O traidor Judas, como ficou demonstrado, não conseguiu voltar para trás no sentido de remediar o seu abominável pecado e, tão pouco, acreditar na lei do amor e do perdão Divino. Joseph Ratzinger, indo mais além no seu comentário teológico, considera que “Judas não conseguia acreditar num perdão. O seu arrependimento torna-se desespero. Já só se vê a si mesmo e às suas trevas, já não vê a luz de Jesus – aquela luz que pode iluminar e vencer as próprias trevas. Deste modo faz-nos ver a forma errada do arrependimento: um arrependimento que já não consegue esperar, mas só vê a própria obscuridade, é destrutivo, não é um verdadeiro arrependimento. Faz parte do justo arrependimento a certeza da esperança – uma certeza que nasce da fé no poder maior da Luz que Se fez carne em Jesus”. Judas Iscariotes traiu o Senhor Jesus Cristo, mas acabou inevitavelmente por sufocar-se na sua própria traição e suicidou-se (Mt 27:5). O avarento judas colocou deliberadamente o termo à sua própria vida e foi definitivamente para a perdição. 

A traição tem um elevado preço a pagar. O seu galardão é a morte. Todos aqueles que vivem deliberadamente a trair, especialmente traindo o Senhor Jesus Cristo, a Sua Amada Igreja e Obra em geral, o fim deles é a perdição eterna, se previamente não se arrependerem dos seus maus caminhos. Os traidores e injustos, tal como preceitua claramente a Palavra de DEUS, não herdarão a promessa da vida eterna (1Co 6:10; Ap 21:8). Não há falso Cristão ou ninguém que consiga enganar o Senhor Jesus Cristo, com a sua vida de hipocrisia ou mentira, saindo ileso, uma vez que Ele sabe de tudo e nada se furta ao Seu raio de conhecimento. 

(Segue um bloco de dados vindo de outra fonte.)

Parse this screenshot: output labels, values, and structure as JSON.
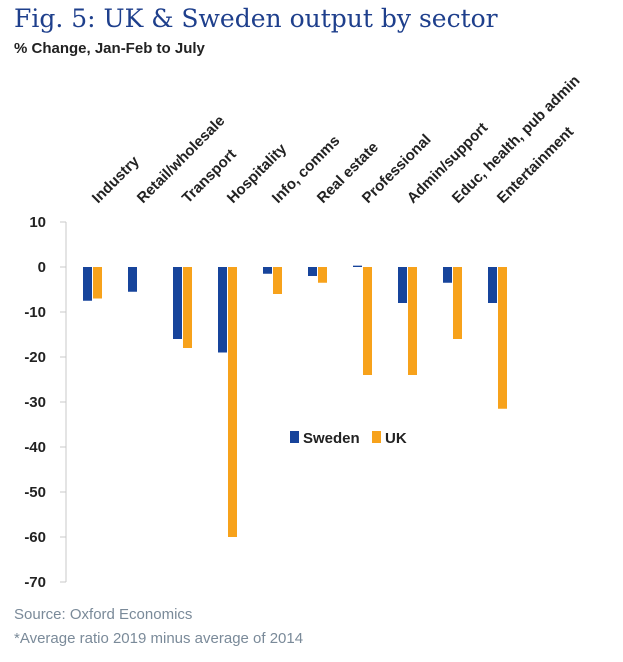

Judas Iscariotes, sumaria Hernandes Dias Lopes, que subscrevo na íntegra, “é um alerta para nós sobre o perfeito conhecimento que Cristo tem de todo o seu povo. Jesus pode distinguir entre uma falsa profissão de fé e a verdadeira graça. A igreja pode ser enganada, mas Jesus não. Homens maus como Judas Iscariotes podem ocupar os postos mais altos na liderança da igreja, mas nunca enganarão Jesus. Jesus conhece aqueles a quem ele escolheu (13.18,19; 2Tm 2.19). Esse conhecimento de Jesus alerta os hipócritas sobre o arrependimento. Jesus deu todas as oportunidades para Judas Iscariotes se arrepender. Ele o chamou, o ensinou, o comissionou e lhes lavou os pés. Jesus o tratou como amigo. Deu-lhe todos os privilégios que deu aos outros discípulos”. No entanto, sabemos que, mesmo assim, Judas rejeitou todas essas nobres e graciosas oportunidades da salvação oferecidas pelo Senhor Jesus Cristo. 

Que o nosso Todo-Poderoso DEUS realmente nos livre do crime da traição e de toda a sorte de pecados. Que ELE nos ajude e nos oriente para os caminhos do amor, santidade, bondade, perdão, reconciliação, fidelidade, paz e, acima de tudo, da vida eterna. Que assim seja. E assim sempre será pela fé no nome Bendito do Senhor Jesus Cristo. Amém.